A vast exclusion zone remains in place, 30km in radius. However, this is now a nature reserve, and reports indicate that wildlife is returning to the area.

But despite this surge in wildlife, the area remains contaminated and a huge quantity of radioactive material remains in the destroyed reactor. Questions over safety inevitably still exist, but how significant are the risks?

Radiation levels

A power surge caused a huge explosion at the nuclear plant in Chernobyl, causing the roof of reactor 4 to be blown off in the early hours of 26 April, 1986. Large quantities of radiation were released into the surrounding area, and indeed over much of Europe.

 Radioactivity in Europe following Chernobyl.
Image: Daily Telegraph

The radioactive cloud forced tens of thousands of people from their homes, and a 30km exclusion zone around the reactor remains in place.

Following the disaster, the Soviet authorities rushed to build a concrete sarcophagus over the reactor. However, the structure was only intended to last for 30 years, and so as it deteriorates, the need to replace it becomes increasingly urgent.

According to the BBC, some 97% of the reactor’s radioactive material remains inside. The risk of further radioactive material being released into the environment is therefore very real, and the authorities have reacted to contain, and ultimately, deconstruct the reactor and its core.

The largest moveable object on Earth

The solution? The largest moveable, land-based structure ever built – according to the organisation behind the project, the European Bank for Reconstruction and Development (EBRD).

The New Safe Confinement (NSC) has been under construction since 2010, and is set to be completed by 2017. The challenges posed by building such an enormous structure, so close to such a dangerous and contaminated site, are understandably considerable.

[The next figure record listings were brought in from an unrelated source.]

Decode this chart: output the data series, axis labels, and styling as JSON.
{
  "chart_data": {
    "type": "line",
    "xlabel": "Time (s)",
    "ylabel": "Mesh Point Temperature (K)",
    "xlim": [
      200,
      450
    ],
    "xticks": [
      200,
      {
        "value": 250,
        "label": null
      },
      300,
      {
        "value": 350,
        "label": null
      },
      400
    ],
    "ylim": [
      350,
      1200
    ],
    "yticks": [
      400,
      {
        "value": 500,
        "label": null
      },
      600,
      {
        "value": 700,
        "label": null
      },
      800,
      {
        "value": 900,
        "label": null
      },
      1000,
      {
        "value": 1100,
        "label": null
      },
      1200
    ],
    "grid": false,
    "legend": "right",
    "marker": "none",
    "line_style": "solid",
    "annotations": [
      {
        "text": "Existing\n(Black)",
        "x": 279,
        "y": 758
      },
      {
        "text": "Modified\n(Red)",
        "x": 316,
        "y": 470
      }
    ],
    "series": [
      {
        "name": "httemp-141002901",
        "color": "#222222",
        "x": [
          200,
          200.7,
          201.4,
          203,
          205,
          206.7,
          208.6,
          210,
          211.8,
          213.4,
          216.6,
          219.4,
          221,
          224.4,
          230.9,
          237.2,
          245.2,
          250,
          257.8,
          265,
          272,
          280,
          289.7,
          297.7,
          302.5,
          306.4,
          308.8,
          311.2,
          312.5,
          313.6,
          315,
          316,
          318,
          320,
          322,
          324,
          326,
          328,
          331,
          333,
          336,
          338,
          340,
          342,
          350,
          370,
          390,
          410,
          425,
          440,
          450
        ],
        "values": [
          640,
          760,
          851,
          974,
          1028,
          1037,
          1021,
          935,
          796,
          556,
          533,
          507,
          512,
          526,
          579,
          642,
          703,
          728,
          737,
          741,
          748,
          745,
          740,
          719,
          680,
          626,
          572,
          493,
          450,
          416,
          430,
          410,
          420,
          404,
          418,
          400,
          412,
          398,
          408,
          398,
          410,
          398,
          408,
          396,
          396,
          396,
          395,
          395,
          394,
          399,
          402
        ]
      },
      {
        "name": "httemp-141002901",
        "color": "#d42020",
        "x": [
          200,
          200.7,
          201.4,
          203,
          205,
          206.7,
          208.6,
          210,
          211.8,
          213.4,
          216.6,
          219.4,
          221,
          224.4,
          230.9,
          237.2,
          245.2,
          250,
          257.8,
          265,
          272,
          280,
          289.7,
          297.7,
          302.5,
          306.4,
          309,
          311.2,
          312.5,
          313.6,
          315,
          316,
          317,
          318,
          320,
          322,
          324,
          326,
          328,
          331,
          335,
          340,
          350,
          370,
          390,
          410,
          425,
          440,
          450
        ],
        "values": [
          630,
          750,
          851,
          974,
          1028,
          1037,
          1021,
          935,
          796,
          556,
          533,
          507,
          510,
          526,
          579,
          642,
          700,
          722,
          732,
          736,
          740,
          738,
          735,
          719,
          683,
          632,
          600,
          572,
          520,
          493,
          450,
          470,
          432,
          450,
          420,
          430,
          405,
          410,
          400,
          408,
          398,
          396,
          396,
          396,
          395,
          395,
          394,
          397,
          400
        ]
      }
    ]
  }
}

The arch-like building is being constructed next to the reactor, and will be moved into place once complete, in a manoeuvre expected to take several days.

Capable of withstanding a tornado, equipped with a ventilation system to prevent corrosion, the structure is expected to last at least 100 years. More importantly, the dome will allow work to begin on dismantling the reactor, and removing the radioactive material.

As this drone footage from the site shows, the scale of the project is vast. The completed structure will weigh more than 30,000 tons and be tall enough to cover St Paul’s cathedral.

The sheer quantity of radioactive material released into the environment, and remaining in the reactor, make Chernobyl a highly dangerous environment. However, the NSC is hoping to make the destroyed reactor safe long into the future.